When A House Is Not a Home

By Jerald L. Hoover
Updated: March 23, 2009

New York Knicks NEW YORK — Just when you thought the Knicks reached a new low especially when a couple of months ago they permitted the mundane Minnesota Timberwolves to redeem themselves and find prosperity by snapping a 13-game losing streak they find a way to do it again.

They unleashed the serpent and allowed un-royal Sacramento Kings (the dreads of the Western Conference) to bite them. The Kings slithered into the Garden sporting a rotten to the core 0-28 record on the road against Eastern Conference teams and beat the Knicks soundly 121-94.

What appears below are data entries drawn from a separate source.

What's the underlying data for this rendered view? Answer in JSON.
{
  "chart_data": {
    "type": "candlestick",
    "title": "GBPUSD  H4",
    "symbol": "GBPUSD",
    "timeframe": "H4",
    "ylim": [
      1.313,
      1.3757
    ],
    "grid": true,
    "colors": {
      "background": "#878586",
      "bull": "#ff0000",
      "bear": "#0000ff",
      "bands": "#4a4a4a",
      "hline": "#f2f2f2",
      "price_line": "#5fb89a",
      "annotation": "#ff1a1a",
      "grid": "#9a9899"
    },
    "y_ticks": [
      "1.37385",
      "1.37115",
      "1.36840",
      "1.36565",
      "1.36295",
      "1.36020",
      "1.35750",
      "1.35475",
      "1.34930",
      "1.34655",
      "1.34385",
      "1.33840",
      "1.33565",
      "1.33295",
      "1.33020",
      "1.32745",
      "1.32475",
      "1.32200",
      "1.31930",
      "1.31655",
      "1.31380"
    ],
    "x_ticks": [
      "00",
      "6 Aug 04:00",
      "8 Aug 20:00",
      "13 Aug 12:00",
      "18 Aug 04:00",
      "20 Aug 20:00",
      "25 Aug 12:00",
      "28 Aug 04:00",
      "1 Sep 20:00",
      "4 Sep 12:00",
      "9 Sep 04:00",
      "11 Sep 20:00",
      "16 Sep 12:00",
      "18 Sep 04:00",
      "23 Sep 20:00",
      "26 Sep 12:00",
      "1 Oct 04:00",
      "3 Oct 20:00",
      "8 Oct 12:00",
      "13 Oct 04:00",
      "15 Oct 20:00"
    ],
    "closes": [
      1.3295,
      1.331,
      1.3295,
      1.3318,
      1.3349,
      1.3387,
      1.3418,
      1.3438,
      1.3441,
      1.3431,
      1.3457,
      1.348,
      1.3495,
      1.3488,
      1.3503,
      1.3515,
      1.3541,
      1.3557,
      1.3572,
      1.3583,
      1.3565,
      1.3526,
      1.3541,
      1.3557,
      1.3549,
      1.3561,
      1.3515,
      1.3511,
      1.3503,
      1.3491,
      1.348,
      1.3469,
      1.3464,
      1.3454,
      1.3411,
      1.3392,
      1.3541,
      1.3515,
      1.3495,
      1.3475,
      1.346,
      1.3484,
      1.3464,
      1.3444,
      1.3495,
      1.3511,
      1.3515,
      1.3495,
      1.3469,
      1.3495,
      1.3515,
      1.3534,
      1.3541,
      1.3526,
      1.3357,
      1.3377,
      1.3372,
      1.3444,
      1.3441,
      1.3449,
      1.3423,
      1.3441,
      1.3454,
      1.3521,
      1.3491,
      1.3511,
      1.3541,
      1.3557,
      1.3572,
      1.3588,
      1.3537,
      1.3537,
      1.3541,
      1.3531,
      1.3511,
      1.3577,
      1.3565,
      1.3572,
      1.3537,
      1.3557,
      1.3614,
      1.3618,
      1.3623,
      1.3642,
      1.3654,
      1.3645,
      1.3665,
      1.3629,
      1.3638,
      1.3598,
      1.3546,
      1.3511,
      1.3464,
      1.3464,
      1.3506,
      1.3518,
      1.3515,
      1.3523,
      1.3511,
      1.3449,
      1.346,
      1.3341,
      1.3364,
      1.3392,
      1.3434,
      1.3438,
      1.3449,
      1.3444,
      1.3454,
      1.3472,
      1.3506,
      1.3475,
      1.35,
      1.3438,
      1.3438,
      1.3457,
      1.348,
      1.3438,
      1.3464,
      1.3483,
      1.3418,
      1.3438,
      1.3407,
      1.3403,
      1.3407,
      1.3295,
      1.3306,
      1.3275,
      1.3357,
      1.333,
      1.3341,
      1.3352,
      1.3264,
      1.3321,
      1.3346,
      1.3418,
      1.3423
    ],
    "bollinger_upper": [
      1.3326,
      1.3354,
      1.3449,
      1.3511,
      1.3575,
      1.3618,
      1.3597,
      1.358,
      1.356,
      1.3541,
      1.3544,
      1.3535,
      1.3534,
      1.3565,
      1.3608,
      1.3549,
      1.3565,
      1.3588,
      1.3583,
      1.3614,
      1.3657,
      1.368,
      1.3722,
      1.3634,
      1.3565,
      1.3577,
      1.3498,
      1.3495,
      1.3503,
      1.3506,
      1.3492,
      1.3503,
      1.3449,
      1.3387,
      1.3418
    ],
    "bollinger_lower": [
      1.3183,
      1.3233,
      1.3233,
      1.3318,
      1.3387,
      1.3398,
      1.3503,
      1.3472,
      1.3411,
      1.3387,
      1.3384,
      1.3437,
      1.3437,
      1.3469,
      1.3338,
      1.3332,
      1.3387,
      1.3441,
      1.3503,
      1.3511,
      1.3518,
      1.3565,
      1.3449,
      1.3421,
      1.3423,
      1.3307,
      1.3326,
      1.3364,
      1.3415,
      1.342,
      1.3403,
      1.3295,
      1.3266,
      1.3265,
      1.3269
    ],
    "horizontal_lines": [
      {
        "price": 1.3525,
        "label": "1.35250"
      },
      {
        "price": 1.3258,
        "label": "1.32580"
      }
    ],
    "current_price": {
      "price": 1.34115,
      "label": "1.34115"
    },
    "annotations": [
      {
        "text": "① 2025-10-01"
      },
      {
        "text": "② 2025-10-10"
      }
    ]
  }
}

The opponent healing has gone this way for quite awhile now for the Knicks. It’s getting to become for them a Dis-enchanted Garden of sorts. Long gone are the days of Pat Riley and Patrick and Oak and Mace and the gang when in the fourth quarter you had to go thru hell and hot water to get anywhere near the basket.

These Knicks guard the paint as is the offensive player was carrying a hand grenade. How this team could tolerate the Kings to score 121 on their home floor is baffling at best. Sure they were without two of their rotation players in Al Harrington and Danillo Galinari who returned to his native Italy to get a second opinion on his ailing back, but they weren’t the most defensive minded players in the bunch either.

Coach Mike D’Antoni’s job isn’t in trouble by a long shot but one has to almost wonder if a guy like Mark Jackson if given the proper equipment and input wouldn’t have done a better job, especially on the defensive end.

One this is for certain he would’ve brought back a lot of the older guys that prided themselves in defense and rebounding and being in proper shape and having mental toughness to endure prosperous times as well as challenging times. This way the Garden wouldn’t have been a place where losing and slumping teams could come and find themselves.

One couldn’t say that Kobe or LeBron wouldn’t have come to the Garden and done their thing, but 61 and 52 points respectively and in back to back games? In the Pat and Pat days that wouldn’t have happened without someone being laid out first.

If those points were scored it would’ve been done in two or three overtimes at best. And they wouldn’t have come so easily. The Knicks were playing defense as if they were allergic to it.

Sure Michael Jordan in his heyday visited the Garden and planted his own flowers but, he didn’t do it without getting good and dirty. His forays to the basket were met with bumps and checks so that he felt it in the fourth quarter.

Other than Reggie Miller who was a supreme shooter and Shaq who’d been a load to guard in any era, not a lot of superstars were having career days in the Garden. Especially big men who had to deal with Charles Oakley and Anthony Mason because by the time the fourth quarter rolled around they were so beat up, bruised and fatigued those shots weren’t going in with the same consistency as in the prior three quarters.

It was a science that Oak and Mace used to perfection. And had it not been for Jordan and the same can be said for a few times in that era, the Knicks and Ewing would’ve won a Championship or two.

One thing that these Knicks need to be weary of is that with all of the money they’re trying to save under the cap for 2010 that they don’t deplete their talent pool so much that a free agent wouldn’t be attracted to them.

Money is money in the NBA but, the real superstars hate losing. The Knicks need now to adopt that same of mentality or it will turn into chants of “Fi-yah Don-nie” and or “Fire Mi-key!”